Culture & Travel12 October 2020
Tünel, the second oldest subway in the world, is considered one of the most important symbols of Istanbul today. The rail system, which was put into service with wooden wagons and steam on January 17, 1875, still continues to serve the residents of Istanbul. Tünel, which runs between Karaköy and Beyoğlu, covers a distance of more than 570 meters in 90 seconds and carries an average of 12 thousand passengers per day.
French engineer Eugene Henri Gavand observes the people who shuttle between Galata, the commercial and banking center of the period, and Pera, the heart of social life, and thinks of an alternative route to Yüksekkaldırım Hill and Galipdede Street. He appears before Sultan Abdulaziz for an elevator-type railway project that will connect these two centers.
The changing face of the city in the 19th century also necessitates the union of the Suriçi region of the Golden Horn, which was known as Istanbul until that time, and the Pera side. The first bridge built in 1836 connects Unkapanı and Azapkapı. The new bridge, which was relocated in 1872 and built to replace the Unkapanı Bridge we know today, survives with changes and reinforcements. With Karaköy becoming a commercial center, a bridge was built in Galata in 1845 and it was renewed and expanded in 1863.
From the beginning of the 1800s, works began for Istanbul to break its own shell and to connect other cities by rail, using the central location of the city, together with these bridges that provide the transition between regions. Here, Tünel comes into service in the light of these new developments.
Although they were designed on different dates, Sirkeci Station in the European continent and Haydarpaşa Train Station in the Asian continent were opened in 1872 and two continents meet in this city on the railway. This meeting will be so exciting that it will inspire very ambitious projects.
As early as 1876, the entrepreneur of the Istanbul Tunnel, Gavand, proposes an underwater tunnel project to ensure the uninterrupted transmission of these railways. The project, which will allow trains from Europe to continue on their way on the Asian side, did not materialize, but was presented again in 1902. The project aiming to establish an uninterrupted railway network between Sarayburnu and Salacak did not materialize either.

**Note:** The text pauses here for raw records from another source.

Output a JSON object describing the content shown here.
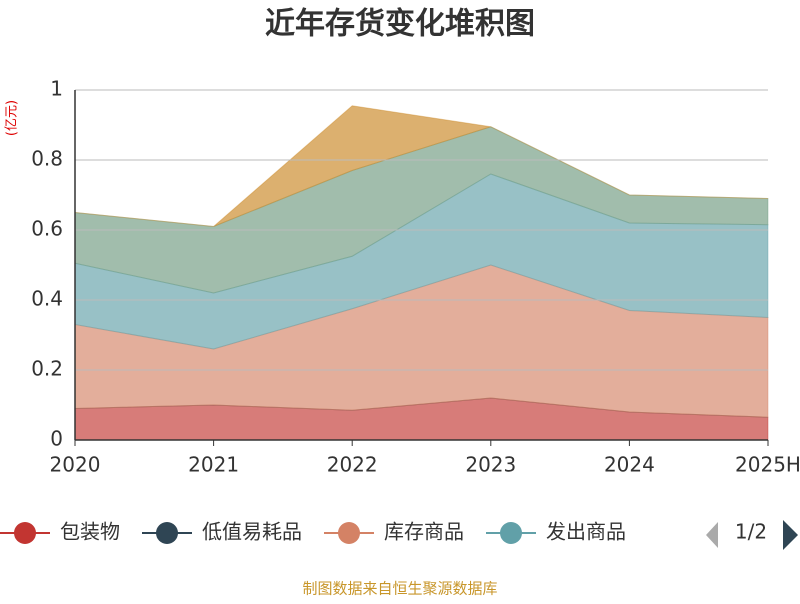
{
  "chart_data": {
    "type": "stacked_area",
    "title": "近年存货变化堆积图",
    "y_label": "(亿元)",
    "categories": [
      "2020",
      "2021",
      "2022",
      "2023",
      "2024",
      "2025H"
    ],
    "series": [
      {
        "name": "包装物",
        "color": "#c23531",
        "values": [
          0.09,
          0.1,
          0.085,
          0.12,
          0.08,
          0.065
        ]
      },
      {
        "name": "低值易耗品",
        "color": "#2f4554",
        "values": [
          0,
          0,
          0,
          0,
          0,
          0
        ]
      },
      {
        "name": "库存商品",
        "color": "#d48265",
        "values": [
          0.24,
          0.16,
          0.29,
          0.38,
          0.29,
          0.285
        ]
      },
      {
        "name": "发出商品",
        "color": "#61a0a8",
        "values": [
          0.175,
          0.16,
          0.15,
          0.26,
          0.25,
          0.265
        ]
      },
      {
        "color": "#6e9a7f",
        "values": [
          0.145,
          0.19,
          0.245,
          0.135,
          0.08,
          0.075
        ]
      },
      {
        "color": "#ca8622",
        "values": [
          0,
          0,
          0.185,
          0,
          0,
          0
        ]
      }
    ],
    "ylim": [
      0,
      1
    ],
    "yticks": [
      0,
      0.2,
      0.4,
      0.6,
      0.8,
      1
    ],
    "grid": true,
    "legend_page": "1/2",
    "source": "制图数据来自恒生聚源数据库"
  }
}
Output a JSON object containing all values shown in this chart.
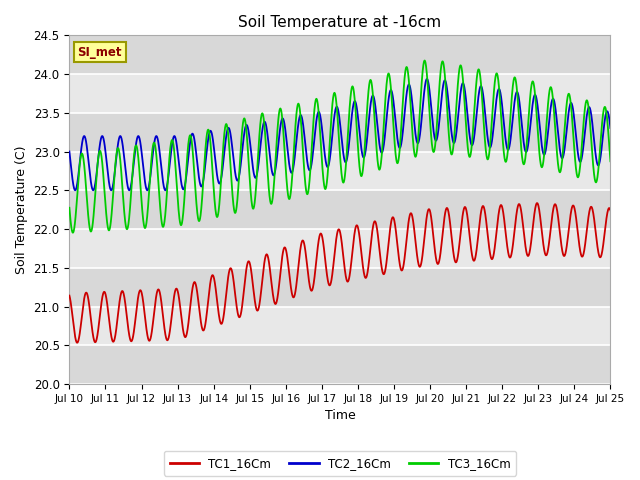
{
  "title": "Soil Temperature at -16cm",
  "xlabel": "Time",
  "ylabel": "Soil Temperature (C)",
  "ylim": [
    20.0,
    24.5
  ],
  "background_color": "#ffffff",
  "plot_bg_color": "#e8e8e8",
  "stripe_colors": [
    "#d8d8d8",
    "#e8e8e8"
  ],
  "grid_color": "#ffffff",
  "legend_label": "SI_met",
  "series": {
    "TC1_16Cm": {
      "color": "#cc0000",
      "label": "TC1_16Cm"
    },
    "TC2_16Cm": {
      "color": "#0000cc",
      "label": "TC2_16Cm"
    },
    "TC3_16Cm": {
      "color": "#00cc00",
      "label": "TC3_16Cm"
    }
  },
  "tick_labels": [
    "Jul 10",
    "Jul 11",
    "Jul 12",
    "Jul 13",
    "Jul 14",
    "Jul 15",
    "Jul 16",
    "Jul 17",
    "Jul 18",
    "Jul 19",
    "Jul 20",
    "Jul 21",
    "Jul 22",
    "Jul 23",
    "Jul 24",
    "Jul 25"
  ],
  "yticks": [
    20.0,
    20.5,
    21.0,
    21.5,
    22.0,
    22.5,
    23.0,
    23.5,
    24.0,
    24.5
  ]
}
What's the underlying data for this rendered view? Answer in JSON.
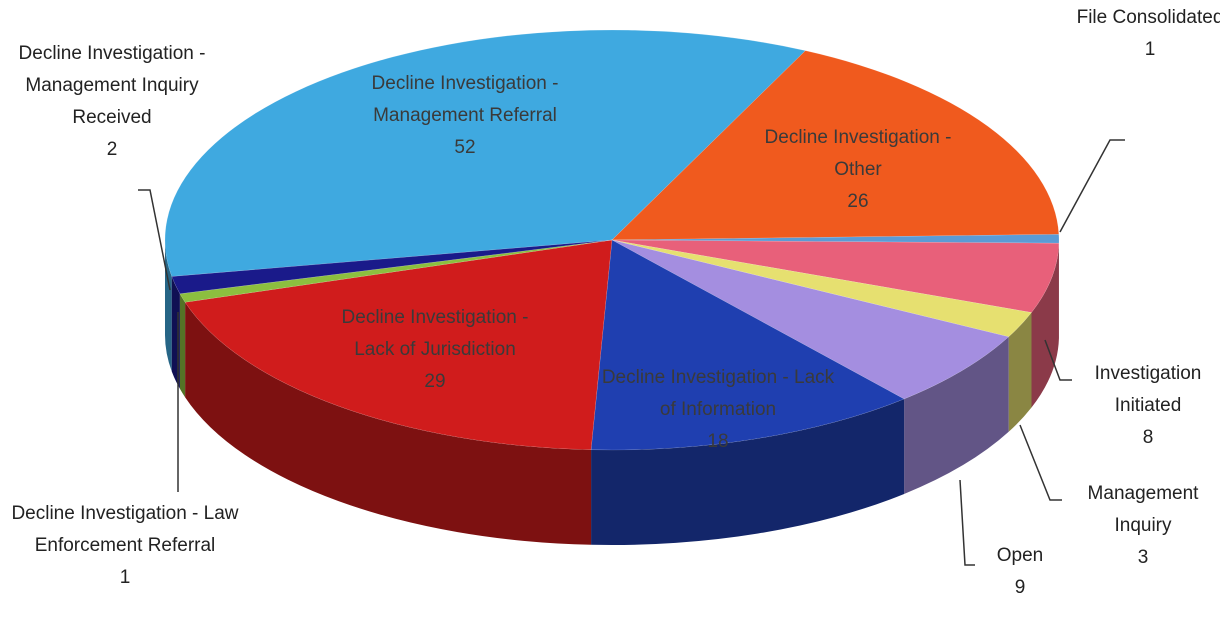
{
  "chart_data": {
    "type": "pie",
    "three_d": true,
    "categories": [
      "Decline Investigation - Management Referral",
      "Decline Investigation - Other",
      "File Consolidated",
      "Investigation Initiated",
      "Management Inquiry",
      "Open",
      "Decline Investigation - Lack of Information",
      "Decline Investigation - Lack of Jurisdiction",
      "Decline Investigation - Law Enforcement Referral",
      "Decline Investigation - Management Inquiry Received"
    ],
    "values": [
      52,
      26,
      1,
      8,
      3,
      9,
      18,
      29,
      1,
      2
    ],
    "colors": [
      "#3fa9e0",
      "#f05a1e",
      "#5b9bd5",
      "#e8607a",
      "#e6e070",
      "#a48ee0",
      "#1f3fb0",
      "#d01c1c",
      "#8cbf3f",
      "#1a1a8a"
    ]
  }
}
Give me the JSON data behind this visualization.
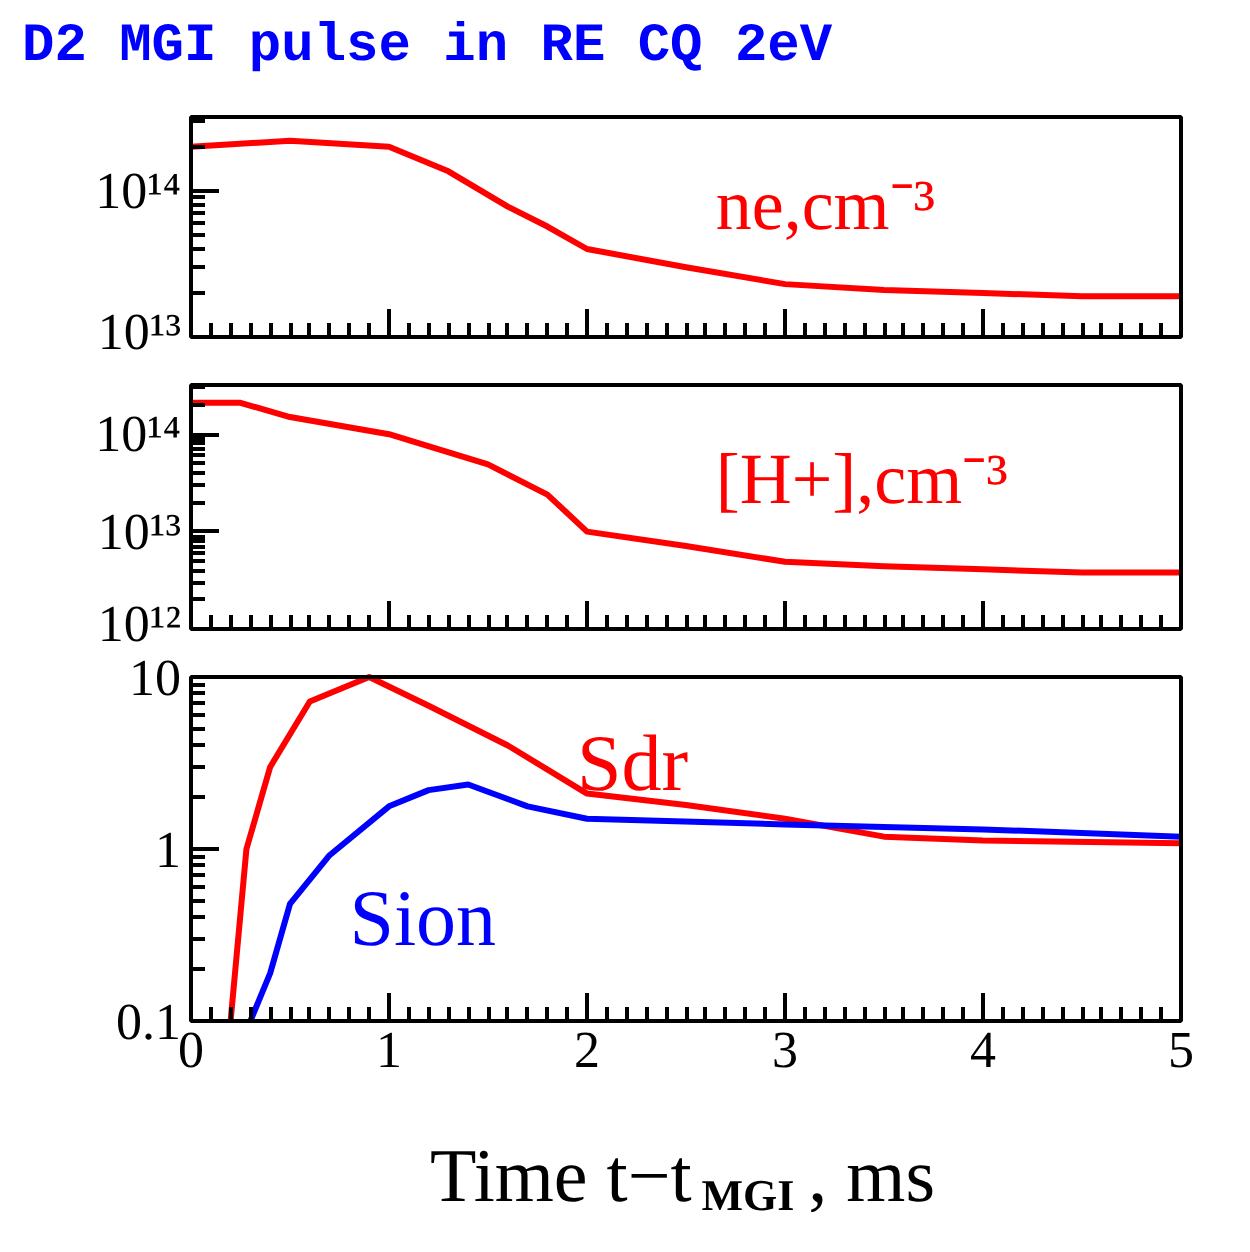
{
  "chart_data": [
    {
      "type": "line",
      "title": "D2 MGI pulse in RE CQ 2eV",
      "log": "y",
      "grid": false,
      "tick_labels": "y",
      "xlim": [
        0,
        5
      ],
      "xticks": [
        0,
        1,
        2,
        3,
        4,
        5
      ],
      "ylim": [
        10000000000000.0,
        320000000000000.0
      ],
      "yticks": [
        {
          "value": 10000000000000.0,
          "label": "10¹³"
        },
        {
          "value": 100000000000000.0,
          "label": "10¹⁴"
        }
      ],
      "x": [
        0,
        0.5,
        1,
        1.3,
        1.6,
        1.8,
        2,
        2.5,
        3,
        3.5,
        4,
        4.5,
        5
      ],
      "series": [
        {
          "name": "ne,cm⁻³",
          "color": "#ff0000",
          "values": [
            200000000000000.0,
            220000000000000.0,
            200000000000000.0,
            136000000000000.0,
            78000000000000.0,
            57000000000000.0,
            40000000000000.0,
            30000000000000.0,
            23000000000000.0,
            21000000000000.0,
            20000000000000.0,
            19000000000000.0,
            19000000000000.0
          ]
        }
      ]
    },
    {
      "type": "line",
      "log": "y",
      "grid": false,
      "tick_labels": "y",
      "xlim": [
        0,
        5
      ],
      "xticks": [
        0,
        1,
        2,
        3,
        4,
        5
      ],
      "ylim": [
        1000000000000.0,
        320000000000000.0
      ],
      "yticks": [
        {
          "value": 1000000000000.0,
          "label": "10¹²"
        },
        {
          "value": 10000000000000.0,
          "label": "10¹³"
        },
        {
          "value": 100000000000000.0,
          "label": "10¹⁴"
        }
      ],
      "x": [
        0,
        0.25,
        0.5,
        1,
        1.5,
        1.8,
        2,
        2.5,
        3,
        3.5,
        4,
        4.5,
        5
      ],
      "series": [
        {
          "name": "[H+],cm⁻³",
          "color": "#ff0000",
          "values": [
            210000000000000.0,
            210000000000000.0,
            150000000000000.0,
            100000000000000.0,
            49000000000000.0,
            24000000000000.0,
            10000000000000.0,
            7100000000000.0,
            4900000000000.0,
            4400000000000.0,
            4100000000000.0,
            3800000000000.0,
            3800000000000.0
          ]
        }
      ]
    },
    {
      "type": "line",
      "log": "y",
      "grid": false,
      "xlabel": "Time t−t$_{MGI}$, ms",
      "xlim": [
        0,
        5
      ],
      "xticks": [
        0,
        1,
        2,
        3,
        4,
        5
      ],
      "ylim": [
        0.1,
        10
      ],
      "yticks": [
        0.1,
        1,
        10
      ],
      "series": [
        {
          "name": "Sdr",
          "color": "#ff0000",
          "x": [
            0.2,
            0.28,
            0.4,
            0.6,
            0.9,
            1.2,
            1.6,
            2,
            2.5,
            3,
            3.5,
            4,
            5
          ],
          "values": [
            0.1,
            1.0,
            3.0,
            7.2,
            10,
            6.8,
            4.0,
            2.1,
            1.8,
            1.5,
            1.18,
            1.12,
            1.08
          ]
        },
        {
          "name": "Sion",
          "color": "#0000ff",
          "x": [
            0.3,
            0.4,
            0.5,
            0.7,
            1,
            1.2,
            1.4,
            1.7,
            2,
            3,
            4,
            5
          ],
          "values": [
            0.1,
            0.19,
            0.48,
            0.92,
            1.77,
            2.2,
            2.37,
            1.77,
            1.5,
            1.39,
            1.3,
            1.18
          ]
        }
      ]
    }
  ]
}
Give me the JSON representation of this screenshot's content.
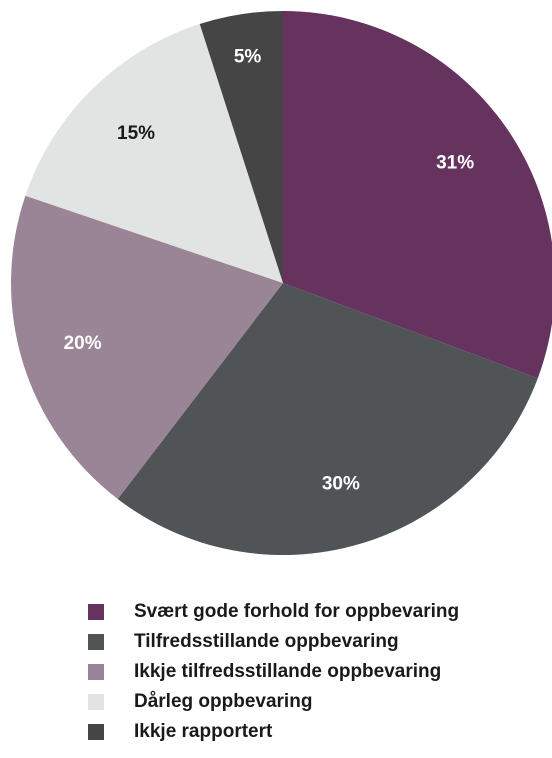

It will be necessary to wait until 2013 for the dream of connecting both sides of the Bosphorus with the metro to come true. Being the product of such a radical change period, Tünel is a living museum as well as providing transportation services. Tünel is much more than a transportation system with its historical decoration, wagons and the nostalgic experience it offers to its passengers. Tunnel, which was indispensable for Istanbulites during the Ottoman period and the first years of the Republic, connects Karaköy and Beyoğlu with silent steps every day, offering its passengers the shortest, most enjoyable and most sincere journey.
This train line, which first became operational on December 5, 1874, is actually one of the oldest friends of Istanbul. Because since those years, it has both changed itself and witnessed the change of Istanbul. When it was first opened, it had 150 horsepower with the technology of that time and was working with two steam engines. However, as we said, it has changed a lot. Here he experienced his first change in 1911. After the studies, the metro line was now working with an electric system and became more modern. This red iron of Istanbul comes in second place after the London Underground, which is the oldest subway in the world. In the years we mentioned, Galata-Pera, formerly known as the world's first underground funicular system, was mentioned. The train, which is known by different names such as "Istanbul Tunnel, Galata-Pera Tunnel, Galata Tunnel, Galata-Pera Underground Train, Istanbul City Train, Underground Elevator, Tahtelarz" is operated by IBB today. It still attracts the attention of local and foreign tourists and people love it.